The doctor may reduce the dose of Pomalidomide Stada, bortezomib, or dexamethasone, or stop treatment with one or more of these medicines based on the patient's blood test results, their overall health, the use of other medicines (e.g., ciprofloxacin, enoxacin, and fluvoxamine), and if the patient experiences side effects resulting from treatment (especially rash and swelling).

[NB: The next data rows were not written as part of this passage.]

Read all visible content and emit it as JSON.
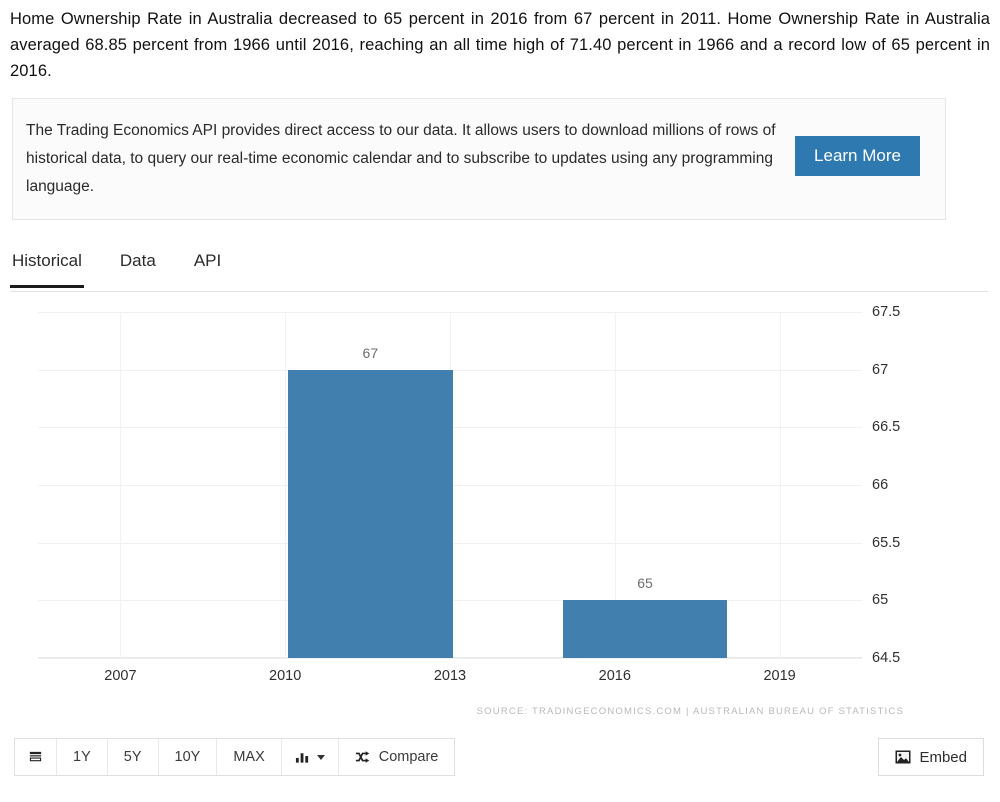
{
  "intro": {
    "paragraph": "Home Ownership Rate in Australia decreased to 65 percent in 2016 from 67 percent in 2011. Home Ownership Rate in Australia averaged 68.85 percent from 1966 until 2016, reaching an all time high of 71.40 percent in 1966 and a record low of 65 percent in 2016."
  },
  "promo": {
    "text": "The Trading Economics API provides direct access to our data. It allows users to download millions of rows of historical data, to query our real-time economic calendar and to subscribe to updates using any programming language.",
    "button_label": "Learn More",
    "button_color": "#2d79b0"
  },
  "tabs": [
    {
      "label": "Historical",
      "active": true
    },
    {
      "label": "Data",
      "active": false
    },
    {
      "label": "API",
      "active": false
    }
  ],
  "chart_data": {
    "type": "bar",
    "title": "",
    "xlabel": "",
    "ylabel": "",
    "categories": [
      "2011",
      "2016"
    ],
    "values": [
      67,
      65
    ],
    "data_labels": [
      "67",
      "65"
    ],
    "series": [
      {
        "name": "Home Ownership Rate",
        "values": [
          67,
          65
        ]
      }
    ],
    "bar_color": "#4180ae",
    "ylim": [
      64.5,
      67.5
    ],
    "yticks": [
      "67.5",
      "67",
      "66.5",
      "66",
      "65.5",
      "65",
      "64.5"
    ],
    "ytick_values": [
      67.5,
      67,
      66.5,
      66,
      65.5,
      65,
      64.5
    ],
    "xticks": [
      "2007",
      "2010",
      "2013",
      "2016",
      "2019"
    ],
    "xtick_values": [
      2007,
      2010,
      2013,
      2016,
      2019
    ],
    "xlim": [
      2005.5,
      2020.5
    ],
    "grid": true,
    "legend": false,
    "source": "SOURCE: TRADINGECONOMICS.COM  |  AUSTRALIAN BUREAU OF STATISTICS"
  },
  "toolbar": {
    "buttons": [
      {
        "name": "list-view",
        "label": "",
        "icon": "list-icon"
      },
      {
        "name": "range-1y",
        "label": "1Y",
        "icon": ""
      },
      {
        "name": "range-5y",
        "label": "5Y",
        "icon": ""
      },
      {
        "name": "range-10y",
        "label": "10Y",
        "icon": ""
      },
      {
        "name": "range-max",
        "label": "MAX",
        "icon": ""
      },
      {
        "name": "chart-type",
        "label": "",
        "icon": "bar-chart-icon"
      },
      {
        "name": "compare",
        "label": "Compare",
        "icon": "shuffle-icon"
      }
    ],
    "embed_label": "Embed"
  }
}
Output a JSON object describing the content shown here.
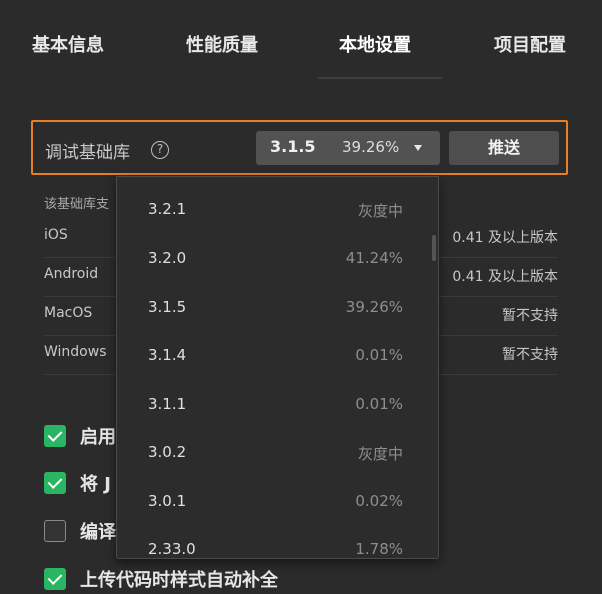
{
  "tabs": [
    {
      "label": "基本信息"
    },
    {
      "label": "性能质量"
    },
    {
      "label": "本地设置"
    },
    {
      "label": "项目配置"
    }
  ],
  "debug_library": {
    "label": "调试基础库",
    "help_symbol": "?",
    "selected_version": "3.1.5",
    "selected_percent": "39.26%",
    "push_label": "推送"
  },
  "support": {
    "title": "该基础库支",
    "platforms": [
      {
        "name": "iOS",
        "value": "0.41 及以上版本"
      },
      {
        "name": "Android",
        "value": "0.41 及以上版本"
      },
      {
        "name": "MacOS",
        "value": "暂不支持"
      },
      {
        "name": "Windows",
        "value": "暂不支持"
      }
    ]
  },
  "checks": [
    {
      "label": "启用",
      "checked": true
    },
    {
      "label": "将 J",
      "checked": true
    },
    {
      "label": "编译",
      "checked": false
    },
    {
      "label": "上传代码时样式自动补全",
      "checked": true
    }
  ],
  "version_dropdown": [
    {
      "version": "3.2.1",
      "percent": "灰度中"
    },
    {
      "version": "3.2.0",
      "percent": "41.24%"
    },
    {
      "version": "3.1.5",
      "percent": "39.26%"
    },
    {
      "version": "3.1.4",
      "percent": "0.01%"
    },
    {
      "version": "3.1.1",
      "percent": "0.01%"
    },
    {
      "version": "3.0.2",
      "percent": "灰度中"
    },
    {
      "version": "3.0.1",
      "percent": "0.02%"
    },
    {
      "version": "2.33.0",
      "percent": "1.78%"
    }
  ],
  "colors": {
    "highlight_border": "#e77f24",
    "checkbox_on": "#2ab564"
  }
}
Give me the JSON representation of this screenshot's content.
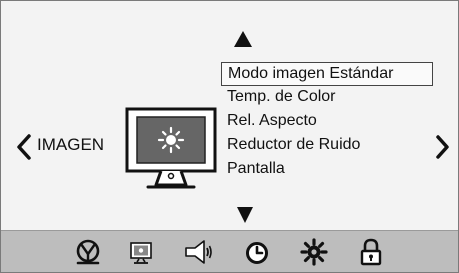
{
  "section": {
    "title": "IMAGEN"
  },
  "menu": {
    "items": [
      {
        "label": "Modo imagen Estándar",
        "selected": true
      },
      {
        "label": "Temp. de Color",
        "selected": false
      },
      {
        "label": "Rel. Aspecto",
        "selected": false
      },
      {
        "label": "Reductor de Ruido",
        "selected": false
      },
      {
        "label": "Pantalla",
        "selected": false
      }
    ]
  },
  "tabs": [
    {
      "icon": "channel-icon"
    },
    {
      "icon": "picture-icon"
    },
    {
      "icon": "sound-icon"
    },
    {
      "icon": "time-icon"
    },
    {
      "icon": "setup-icon"
    },
    {
      "icon": "lock-icon"
    }
  ],
  "colors": {
    "background": "#f3f3f3",
    "bottom_bar": "#bdbdbd",
    "text": "#111111",
    "selection_border": "#444444"
  }
}
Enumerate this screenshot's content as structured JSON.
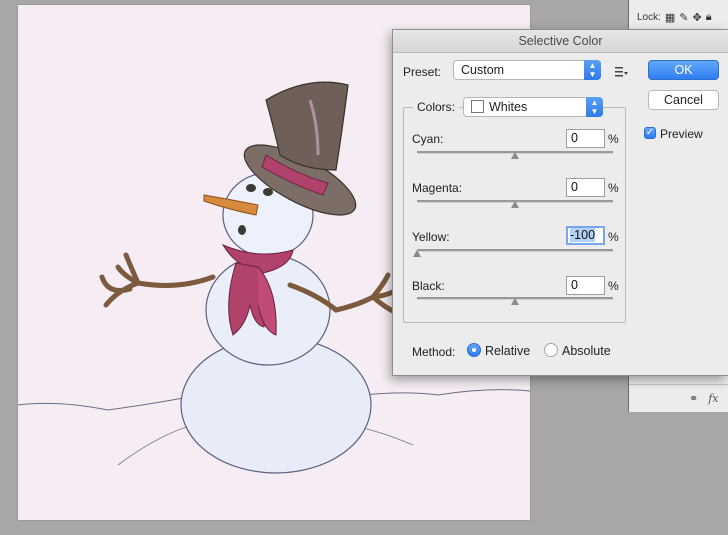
{
  "layers_panel": {
    "lock_label": "Lock:",
    "lock_icons": [
      "lock-transparent-icon",
      "brush-icon",
      "move-icon",
      "lock-all-icon"
    ],
    "bottom_icons": [
      "link-icon",
      "fx-icon"
    ],
    "fx_label": "fx"
  },
  "dialog": {
    "title": "Selective Color",
    "preset_label": "Preset:",
    "preset_value": "Custom",
    "ok_label": "OK",
    "cancel_label": "Cancel",
    "preview_label": "Preview",
    "preview_checked": true,
    "colors_label": "Colors:",
    "colors_value": "Whites",
    "sliders": [
      {
        "label": "Cyan:",
        "value": "0",
        "unit": "%",
        "slider_fraction": 0.5
      },
      {
        "label": "Magenta:",
        "value": "0",
        "unit": "%",
        "slider_fraction": 0.5
      },
      {
        "label": "Yellow:",
        "value": "-100",
        "unit": "%",
        "slider_fraction": 0.0
      },
      {
        "label": "Black:",
        "value": "0",
        "unit": "%",
        "slider_fraction": 0.5
      }
    ],
    "method_label": "Method:",
    "method_options": [
      {
        "label": "Relative",
        "selected": true
      },
      {
        "label": "Absolute",
        "selected": false
      }
    ]
  },
  "colors": {
    "accent": "#2f7cf0",
    "dialog_bg": "#ececec",
    "workspace_bg": "#a7a7a7"
  }
}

If the patient has kidney or liver disease, the doctor will closely monitor the patient's health while taking this medicine.

How to take Pomalidomide Stada

• Do not break, open, or chew the capsules. If the powder from a damaged Pomalidomide Stada capsule comes into contact with the skin, wash the skin immediately with soap and water.
• Healthcare professionals, caregivers, and family members should wear disposable gloves when handling the blister or capsule. Remove the gloves carefully to avoid skin exposure, place them in a sealed plastic bag, and dispose of them according to local regulations. Then, wash your hands with soap and water. Pregnant or potentially pregnant women should not touch the blister or capsule.
• Swallow the capsules whole, preferably with water.
• The capsules can be taken with or without food.
• Take Pomalidomide Stada at approximately the same time every day.

To remove a capsule from the blister, press the capsule only on one side and push it through the foil. Do not press the center of the capsule, as this may damage it.

If the patient has kidney problems and is on dialysis, the doctor will advise on how and when to take Pomalidomide Stada.

Duration of treatment with Pomalidomide Stada

Continue treatment cycles until the doctor decides to stop treatment.

Taking a higher dose of Pomalidomide Stada than recommended

If a higher dose of Pomalidomide Stada than recommended is taken, the patient should immediately inform the doctor or go to the hospital. The patient should take the medicine packaging with them.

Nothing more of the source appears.